Ondertussen groeide ik snel op en werd flink en stralend van gezondheid. Slechts zelden, en dan nog heel vluchtig, dacht ik aan het ouderlijke huis en alles wat daarbij behoorde. Wat vader mij geleerd had verdween zo goed als geheel uit mijn herinnering. Door de nonnen werden we in allerlei kennis en praktische dingen onderricht. Wat het onderwijs betreft, daar was niets op aan te merken, maar ondertussen was ik geheel rooms geworden. Tenslotte bevredigde de eenvoudige kinderspelletjes, de mooie handwerken en wat dies meer zij ons niet meer. We verlangden naar de tijd dat we het klooster zouden mogen verlaten en de wereld in gaan. Van de ellende van de oorlog hadden wij weinig vernomen en we hadden er geen vermoeden van hoeveel armoede en ontbering er overal geleden werd, terwijl wij zorgeloos onze tijd doorbrachten.
Toen ik ongeveer zestien jaren oud was, kwam op een dag een edelman, Hallerström geheten, zijn dochter Thekla halen, om haar mede te nemen naar zijn slot aan de oevers van de Donau.
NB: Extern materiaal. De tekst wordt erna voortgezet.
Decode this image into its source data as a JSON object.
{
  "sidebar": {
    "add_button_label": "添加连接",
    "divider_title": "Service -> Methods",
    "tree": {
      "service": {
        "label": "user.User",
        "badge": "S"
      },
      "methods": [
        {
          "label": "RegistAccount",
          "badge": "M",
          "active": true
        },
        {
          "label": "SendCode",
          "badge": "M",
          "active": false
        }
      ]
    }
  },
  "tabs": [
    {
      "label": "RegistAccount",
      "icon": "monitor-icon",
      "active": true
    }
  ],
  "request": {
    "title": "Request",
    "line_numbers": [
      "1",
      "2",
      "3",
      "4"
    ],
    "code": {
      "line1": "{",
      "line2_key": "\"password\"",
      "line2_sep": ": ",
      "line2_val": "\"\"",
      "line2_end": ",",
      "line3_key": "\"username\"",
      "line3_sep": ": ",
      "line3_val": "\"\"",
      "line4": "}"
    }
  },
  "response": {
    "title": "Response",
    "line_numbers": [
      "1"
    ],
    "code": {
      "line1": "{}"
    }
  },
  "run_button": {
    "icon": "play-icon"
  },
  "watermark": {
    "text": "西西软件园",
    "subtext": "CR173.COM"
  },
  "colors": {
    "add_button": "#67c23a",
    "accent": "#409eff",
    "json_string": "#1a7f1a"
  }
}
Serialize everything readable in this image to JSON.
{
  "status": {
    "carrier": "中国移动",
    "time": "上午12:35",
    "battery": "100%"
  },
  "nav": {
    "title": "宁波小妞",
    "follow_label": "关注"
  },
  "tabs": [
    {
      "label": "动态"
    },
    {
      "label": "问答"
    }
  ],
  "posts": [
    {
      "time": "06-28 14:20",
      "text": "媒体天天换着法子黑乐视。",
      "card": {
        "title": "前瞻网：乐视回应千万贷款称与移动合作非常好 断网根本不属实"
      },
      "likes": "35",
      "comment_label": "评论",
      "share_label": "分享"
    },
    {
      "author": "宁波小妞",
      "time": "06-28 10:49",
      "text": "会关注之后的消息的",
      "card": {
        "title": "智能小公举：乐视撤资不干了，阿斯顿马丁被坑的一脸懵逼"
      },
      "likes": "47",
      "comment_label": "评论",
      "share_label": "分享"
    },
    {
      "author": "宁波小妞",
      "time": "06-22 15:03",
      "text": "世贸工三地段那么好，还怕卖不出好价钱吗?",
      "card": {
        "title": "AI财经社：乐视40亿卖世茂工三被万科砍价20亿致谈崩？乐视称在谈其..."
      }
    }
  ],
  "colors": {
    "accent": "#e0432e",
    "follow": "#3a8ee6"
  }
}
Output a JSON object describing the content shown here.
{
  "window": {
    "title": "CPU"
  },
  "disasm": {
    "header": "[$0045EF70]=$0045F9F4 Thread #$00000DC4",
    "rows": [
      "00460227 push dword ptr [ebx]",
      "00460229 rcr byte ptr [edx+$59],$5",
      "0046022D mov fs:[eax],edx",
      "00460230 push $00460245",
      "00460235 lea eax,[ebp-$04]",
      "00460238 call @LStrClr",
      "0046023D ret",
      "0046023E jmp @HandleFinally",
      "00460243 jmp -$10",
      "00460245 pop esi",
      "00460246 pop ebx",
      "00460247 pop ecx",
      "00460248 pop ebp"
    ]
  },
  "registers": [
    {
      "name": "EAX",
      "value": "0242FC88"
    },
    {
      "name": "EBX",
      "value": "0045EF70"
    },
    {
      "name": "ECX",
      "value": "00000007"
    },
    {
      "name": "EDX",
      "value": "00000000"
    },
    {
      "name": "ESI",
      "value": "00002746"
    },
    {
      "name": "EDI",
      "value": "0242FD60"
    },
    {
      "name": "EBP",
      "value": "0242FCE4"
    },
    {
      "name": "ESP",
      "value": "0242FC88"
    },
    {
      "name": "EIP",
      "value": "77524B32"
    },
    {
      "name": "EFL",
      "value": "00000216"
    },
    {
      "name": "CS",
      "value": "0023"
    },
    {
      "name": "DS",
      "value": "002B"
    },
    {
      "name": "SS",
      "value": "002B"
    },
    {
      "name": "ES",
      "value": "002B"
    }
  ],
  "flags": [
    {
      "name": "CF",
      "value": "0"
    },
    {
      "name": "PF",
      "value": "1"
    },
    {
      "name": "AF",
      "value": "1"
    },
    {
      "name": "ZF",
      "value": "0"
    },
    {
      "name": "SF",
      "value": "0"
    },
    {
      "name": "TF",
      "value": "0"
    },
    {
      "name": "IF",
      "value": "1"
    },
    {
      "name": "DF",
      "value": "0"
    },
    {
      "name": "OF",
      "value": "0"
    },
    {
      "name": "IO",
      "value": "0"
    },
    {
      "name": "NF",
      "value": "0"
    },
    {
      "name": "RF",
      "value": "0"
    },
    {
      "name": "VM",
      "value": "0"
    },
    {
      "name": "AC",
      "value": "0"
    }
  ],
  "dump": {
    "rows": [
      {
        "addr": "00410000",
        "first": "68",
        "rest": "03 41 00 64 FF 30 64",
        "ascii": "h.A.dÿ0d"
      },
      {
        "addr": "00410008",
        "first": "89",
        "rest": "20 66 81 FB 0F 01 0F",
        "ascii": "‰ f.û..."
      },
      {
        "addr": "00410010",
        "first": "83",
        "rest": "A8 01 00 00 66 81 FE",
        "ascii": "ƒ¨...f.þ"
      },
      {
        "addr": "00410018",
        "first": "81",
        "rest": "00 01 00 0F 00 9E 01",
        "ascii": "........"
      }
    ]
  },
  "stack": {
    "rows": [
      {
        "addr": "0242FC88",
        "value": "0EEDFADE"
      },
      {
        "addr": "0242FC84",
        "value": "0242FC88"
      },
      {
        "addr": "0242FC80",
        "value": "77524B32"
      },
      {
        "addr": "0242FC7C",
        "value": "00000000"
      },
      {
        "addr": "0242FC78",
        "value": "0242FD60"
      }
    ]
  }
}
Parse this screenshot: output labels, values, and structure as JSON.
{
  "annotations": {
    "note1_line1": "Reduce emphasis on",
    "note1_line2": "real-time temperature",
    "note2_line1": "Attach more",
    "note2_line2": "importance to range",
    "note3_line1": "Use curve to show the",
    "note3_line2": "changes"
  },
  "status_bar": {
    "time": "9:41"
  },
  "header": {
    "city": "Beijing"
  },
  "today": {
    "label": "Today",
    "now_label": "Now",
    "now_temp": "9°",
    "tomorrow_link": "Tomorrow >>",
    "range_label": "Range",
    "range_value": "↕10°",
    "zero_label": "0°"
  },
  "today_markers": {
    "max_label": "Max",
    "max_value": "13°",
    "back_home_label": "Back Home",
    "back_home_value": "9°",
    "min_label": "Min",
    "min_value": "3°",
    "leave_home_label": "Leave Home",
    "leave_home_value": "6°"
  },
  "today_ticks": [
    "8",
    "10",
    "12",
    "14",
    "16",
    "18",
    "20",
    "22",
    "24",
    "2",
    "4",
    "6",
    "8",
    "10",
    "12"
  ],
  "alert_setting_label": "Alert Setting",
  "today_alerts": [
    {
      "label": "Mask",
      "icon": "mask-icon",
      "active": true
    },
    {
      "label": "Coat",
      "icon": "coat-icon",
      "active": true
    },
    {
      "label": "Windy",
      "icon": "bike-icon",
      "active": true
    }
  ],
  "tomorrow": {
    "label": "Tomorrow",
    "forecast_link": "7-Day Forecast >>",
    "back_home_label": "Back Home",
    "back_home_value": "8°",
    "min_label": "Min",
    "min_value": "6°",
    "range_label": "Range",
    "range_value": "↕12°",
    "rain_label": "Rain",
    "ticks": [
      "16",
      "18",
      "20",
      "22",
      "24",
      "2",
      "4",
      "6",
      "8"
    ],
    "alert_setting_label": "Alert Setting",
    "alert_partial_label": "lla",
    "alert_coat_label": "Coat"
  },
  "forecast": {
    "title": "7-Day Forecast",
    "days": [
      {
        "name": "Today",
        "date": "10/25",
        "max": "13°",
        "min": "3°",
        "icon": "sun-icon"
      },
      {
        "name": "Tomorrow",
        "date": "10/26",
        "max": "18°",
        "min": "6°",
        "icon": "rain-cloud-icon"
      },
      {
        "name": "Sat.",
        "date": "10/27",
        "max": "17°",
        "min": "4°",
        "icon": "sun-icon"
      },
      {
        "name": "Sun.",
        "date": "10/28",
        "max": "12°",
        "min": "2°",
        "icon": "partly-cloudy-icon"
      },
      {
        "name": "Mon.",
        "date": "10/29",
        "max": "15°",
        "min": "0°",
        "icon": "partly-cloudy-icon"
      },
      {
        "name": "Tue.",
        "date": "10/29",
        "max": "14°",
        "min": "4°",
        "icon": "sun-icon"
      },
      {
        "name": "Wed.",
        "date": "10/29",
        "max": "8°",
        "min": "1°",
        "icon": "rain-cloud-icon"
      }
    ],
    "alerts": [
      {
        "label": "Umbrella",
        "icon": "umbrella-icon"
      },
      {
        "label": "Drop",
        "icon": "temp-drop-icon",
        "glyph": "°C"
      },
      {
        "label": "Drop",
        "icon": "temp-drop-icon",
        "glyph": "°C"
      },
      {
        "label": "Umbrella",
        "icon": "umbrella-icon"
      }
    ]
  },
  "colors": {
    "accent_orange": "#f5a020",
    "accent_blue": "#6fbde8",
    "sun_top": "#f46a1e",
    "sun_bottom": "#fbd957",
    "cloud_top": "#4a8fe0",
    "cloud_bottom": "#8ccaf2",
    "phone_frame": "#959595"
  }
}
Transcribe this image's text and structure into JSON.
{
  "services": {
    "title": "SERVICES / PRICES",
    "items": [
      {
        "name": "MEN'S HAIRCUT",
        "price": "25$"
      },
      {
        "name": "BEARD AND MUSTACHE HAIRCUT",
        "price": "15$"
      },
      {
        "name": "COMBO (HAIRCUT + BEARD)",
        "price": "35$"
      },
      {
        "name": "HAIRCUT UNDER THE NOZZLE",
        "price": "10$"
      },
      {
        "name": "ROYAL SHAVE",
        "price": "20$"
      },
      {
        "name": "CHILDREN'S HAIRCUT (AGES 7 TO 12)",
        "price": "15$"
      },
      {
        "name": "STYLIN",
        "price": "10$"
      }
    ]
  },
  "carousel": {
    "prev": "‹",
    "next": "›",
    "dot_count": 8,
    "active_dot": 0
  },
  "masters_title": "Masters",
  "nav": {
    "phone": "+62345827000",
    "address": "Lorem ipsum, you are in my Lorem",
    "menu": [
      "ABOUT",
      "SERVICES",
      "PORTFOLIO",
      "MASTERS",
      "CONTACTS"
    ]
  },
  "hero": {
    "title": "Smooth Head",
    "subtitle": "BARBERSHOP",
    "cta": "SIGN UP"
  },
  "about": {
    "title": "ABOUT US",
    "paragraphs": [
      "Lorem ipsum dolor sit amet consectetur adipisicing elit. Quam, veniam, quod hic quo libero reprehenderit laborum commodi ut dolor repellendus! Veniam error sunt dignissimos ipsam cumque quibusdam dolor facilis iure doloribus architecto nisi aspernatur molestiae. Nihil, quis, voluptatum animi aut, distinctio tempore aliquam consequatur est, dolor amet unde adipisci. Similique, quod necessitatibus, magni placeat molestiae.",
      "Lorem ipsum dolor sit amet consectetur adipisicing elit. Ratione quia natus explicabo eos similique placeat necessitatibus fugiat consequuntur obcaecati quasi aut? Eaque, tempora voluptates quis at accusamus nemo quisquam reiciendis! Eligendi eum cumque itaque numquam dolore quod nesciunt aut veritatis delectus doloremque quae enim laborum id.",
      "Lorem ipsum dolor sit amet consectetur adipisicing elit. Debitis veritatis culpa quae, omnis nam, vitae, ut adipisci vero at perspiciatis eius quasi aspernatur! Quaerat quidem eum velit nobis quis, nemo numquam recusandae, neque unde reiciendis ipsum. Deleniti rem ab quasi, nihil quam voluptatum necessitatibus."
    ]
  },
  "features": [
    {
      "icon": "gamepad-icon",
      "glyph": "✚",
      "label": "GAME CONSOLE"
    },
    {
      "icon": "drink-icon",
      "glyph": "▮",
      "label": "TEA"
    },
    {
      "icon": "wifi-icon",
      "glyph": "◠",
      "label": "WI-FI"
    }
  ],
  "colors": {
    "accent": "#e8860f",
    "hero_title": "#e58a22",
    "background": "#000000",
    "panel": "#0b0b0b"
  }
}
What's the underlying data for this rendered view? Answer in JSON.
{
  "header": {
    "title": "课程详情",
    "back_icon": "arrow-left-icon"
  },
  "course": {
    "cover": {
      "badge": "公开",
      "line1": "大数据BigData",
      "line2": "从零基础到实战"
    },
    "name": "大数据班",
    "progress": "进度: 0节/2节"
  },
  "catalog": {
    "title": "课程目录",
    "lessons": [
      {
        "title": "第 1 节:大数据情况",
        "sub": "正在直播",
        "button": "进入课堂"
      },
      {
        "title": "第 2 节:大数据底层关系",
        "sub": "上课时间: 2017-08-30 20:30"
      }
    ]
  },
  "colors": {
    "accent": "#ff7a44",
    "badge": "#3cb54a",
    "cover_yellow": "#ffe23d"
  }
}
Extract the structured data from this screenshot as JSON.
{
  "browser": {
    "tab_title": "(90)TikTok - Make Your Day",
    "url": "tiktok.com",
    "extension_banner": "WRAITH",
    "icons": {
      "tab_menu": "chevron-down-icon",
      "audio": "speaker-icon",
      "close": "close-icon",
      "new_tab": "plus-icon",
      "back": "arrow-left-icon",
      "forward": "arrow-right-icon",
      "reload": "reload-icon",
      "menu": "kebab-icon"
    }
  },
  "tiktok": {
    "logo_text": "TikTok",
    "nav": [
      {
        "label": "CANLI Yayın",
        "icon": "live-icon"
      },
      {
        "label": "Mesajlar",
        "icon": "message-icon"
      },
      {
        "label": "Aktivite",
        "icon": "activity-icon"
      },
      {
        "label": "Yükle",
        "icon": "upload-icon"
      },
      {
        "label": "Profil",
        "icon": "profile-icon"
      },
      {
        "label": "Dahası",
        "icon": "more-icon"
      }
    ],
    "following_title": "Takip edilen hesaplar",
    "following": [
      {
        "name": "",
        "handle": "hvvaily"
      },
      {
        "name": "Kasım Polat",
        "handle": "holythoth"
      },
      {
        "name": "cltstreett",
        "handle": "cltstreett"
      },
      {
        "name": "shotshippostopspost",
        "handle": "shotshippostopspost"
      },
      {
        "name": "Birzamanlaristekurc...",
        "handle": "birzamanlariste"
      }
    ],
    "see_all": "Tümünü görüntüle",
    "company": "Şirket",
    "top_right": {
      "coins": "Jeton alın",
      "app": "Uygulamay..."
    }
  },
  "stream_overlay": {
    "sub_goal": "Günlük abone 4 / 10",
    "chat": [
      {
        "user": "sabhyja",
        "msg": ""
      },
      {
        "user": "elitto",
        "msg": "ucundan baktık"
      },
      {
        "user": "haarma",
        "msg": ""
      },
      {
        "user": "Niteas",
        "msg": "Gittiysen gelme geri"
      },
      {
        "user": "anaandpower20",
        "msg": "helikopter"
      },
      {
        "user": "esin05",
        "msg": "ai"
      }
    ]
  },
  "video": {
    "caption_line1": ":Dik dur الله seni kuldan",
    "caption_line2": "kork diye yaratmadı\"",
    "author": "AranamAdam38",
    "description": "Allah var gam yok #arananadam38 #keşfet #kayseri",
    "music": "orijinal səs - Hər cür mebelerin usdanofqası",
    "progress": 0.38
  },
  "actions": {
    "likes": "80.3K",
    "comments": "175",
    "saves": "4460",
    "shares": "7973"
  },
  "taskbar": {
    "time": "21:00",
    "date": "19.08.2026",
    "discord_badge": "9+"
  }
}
Hij gaf haar toestemming één van haar vriendinnetjes mede te nemen. Zij koos mij en de moeder overste stemde hier mee in, temeer daar zij niet goed wist wat zij met mij aan zou moeten vangen als ik de school ontgroeid zou zijn.
Zelf wilde ik wat gaarne het klooster verlaten, niet omdat de godsdienst mij kwelde, maar om de wereld in te kunnen trekken en te gaan genieten van het schone wat het leven biedt.
Vandaar dat ik het afscheid zeer licht opnam en mij bijzonder verheugde toen ik met Thekla in de reiskoets zat, begeleid door enige jonkers te paard, die ons allerlei beleefdheden bewezen, waaraan zij dwaze vleierijen toevoegden, die onze jonge oren en harten maar al te gaarne opvingen.